2018 ProSPER.Net Young Researchers' School
Lecture summary prepared by Arlene Gonzales (Asian Institute of Technology) & Hongru Hong (University of Tokyo)
An Atoll Futures Research Institute? Presentation for CANCC
Summary - Lecture 10: Urban Metabolism: Conceptualizing the City as an Organism
1. ProSPER.NET Arlene GONZALES
Young Researchers’ School 2018 Hongru HONG
Lecture #10 by Dr. Gasparatos
Urban Metabolism and the Environmental Impact of Activities
Urban metabolism refers to the family of methodology to understand
impacts of material consumption. It is also used to frame and to understand
urban capacity by examining the materials flow input and output. This
concept actually views cities as a living being that consumes materials
(energy, resources), some are circulated within the city itself, and wastes
are produced as end-products.
Urban metabolism and cities are based on industrial ecology and traces the
consumption and the emission that can be accounted using different
techniques. It quantifies the mass of the resources consumed by a
population. Among the popular measures used are the Material Flow
Analysis (MFA) that uses the approach of resource accounting. The second
technique is through emergy, where it assesses the relationships between
human-dominated systems, and uses system ecology which looks into the
different processes in the city along the materials and of fundamental
energy transfer. The third approach is through exergy to improve the
efficiency analysis and avoid wasting of input flows.

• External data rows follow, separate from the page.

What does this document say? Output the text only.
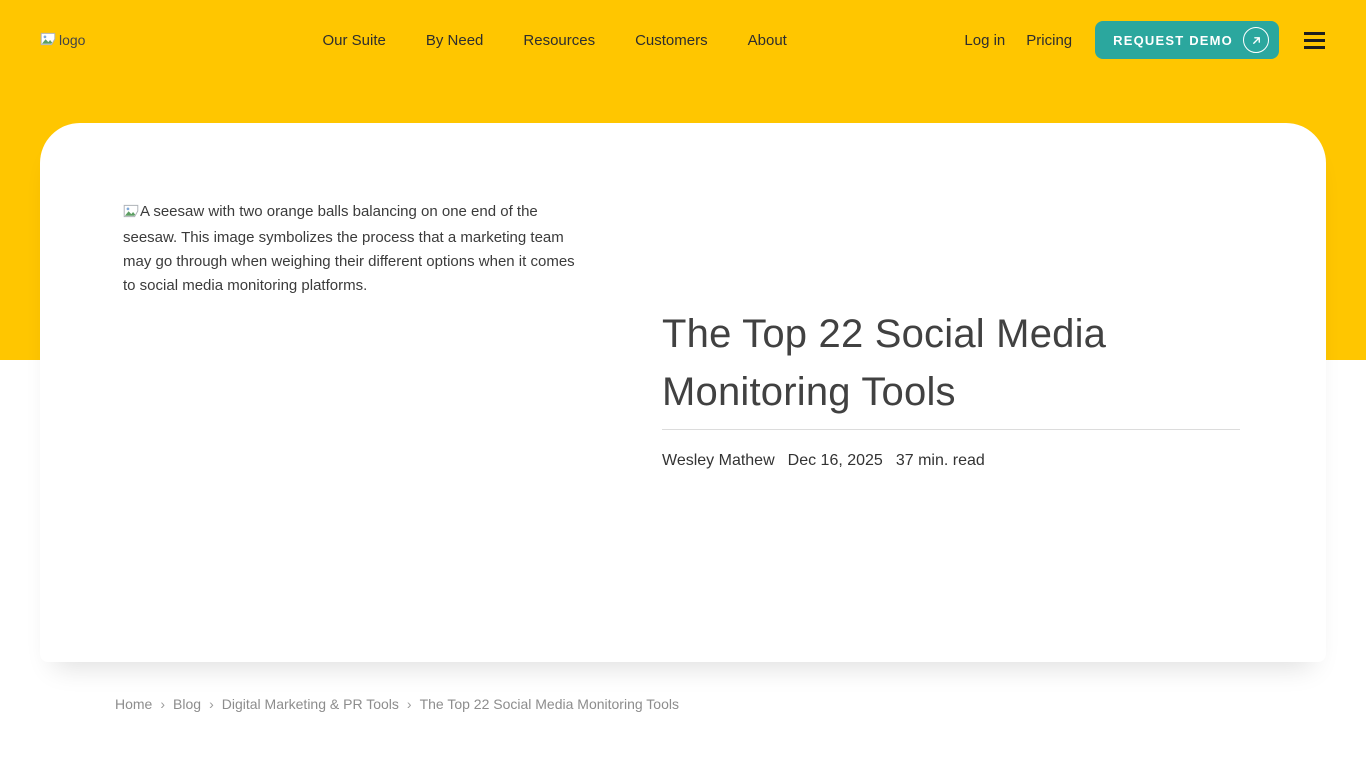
logo	Our Suite	By Need	Resources	Customers	About	Log in Pricing	REQUEST DEMO
A seesaw with two orange balls balancing on one end of the seesaw. This image symbolizes the process that a marketing team may go through when weighing their different options when it comes to social media monitoring platforms.
The Top 22 Social Media Monitoring Tools
Wesley Mathew Dec 16, 2025 37 min. read
Home › Blog › Digital Marketing & PR Tools › The Top 22 Social Media Monitoring Tools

The methodology of looking into the impact of cities can be relatively easily
done even without field data, which have an implication in policy making
and implementation. This could actually lessen the period devoted for field
collection since it makes use of available secondary data as references for
the development of accounting and models.
In the second part of the lecture, Dr. Gasparatos made use of a research on
Tokyo’s meat consumption trend to illustrate how the concept of a city as a
living organism could be understood. The results reveal that as the
population of Tokyo and people’s appetite for meat increased, coupled with
the decrease of available lands, this leads to an increase in industrialised
husbandry and import. In view of the needs to reduce ecological footprint,
there are implications for the government to promote short distance
transportation of domestically produced meat for megacities like Tokyo.
Having shown a practical application of material and energy flow, Dr.
Gasparatos went to talk about the uncertainties, challenges, and limitations
of this kind of research, but also potential for future research. For example,
the dependency on data and inconsistency of data are among the
uncertainties and challenges. This kind of secondary data analysis often
gives us impacts and trend with variables rather than the actual situation
of, for example, geophysical or biodiversity changes.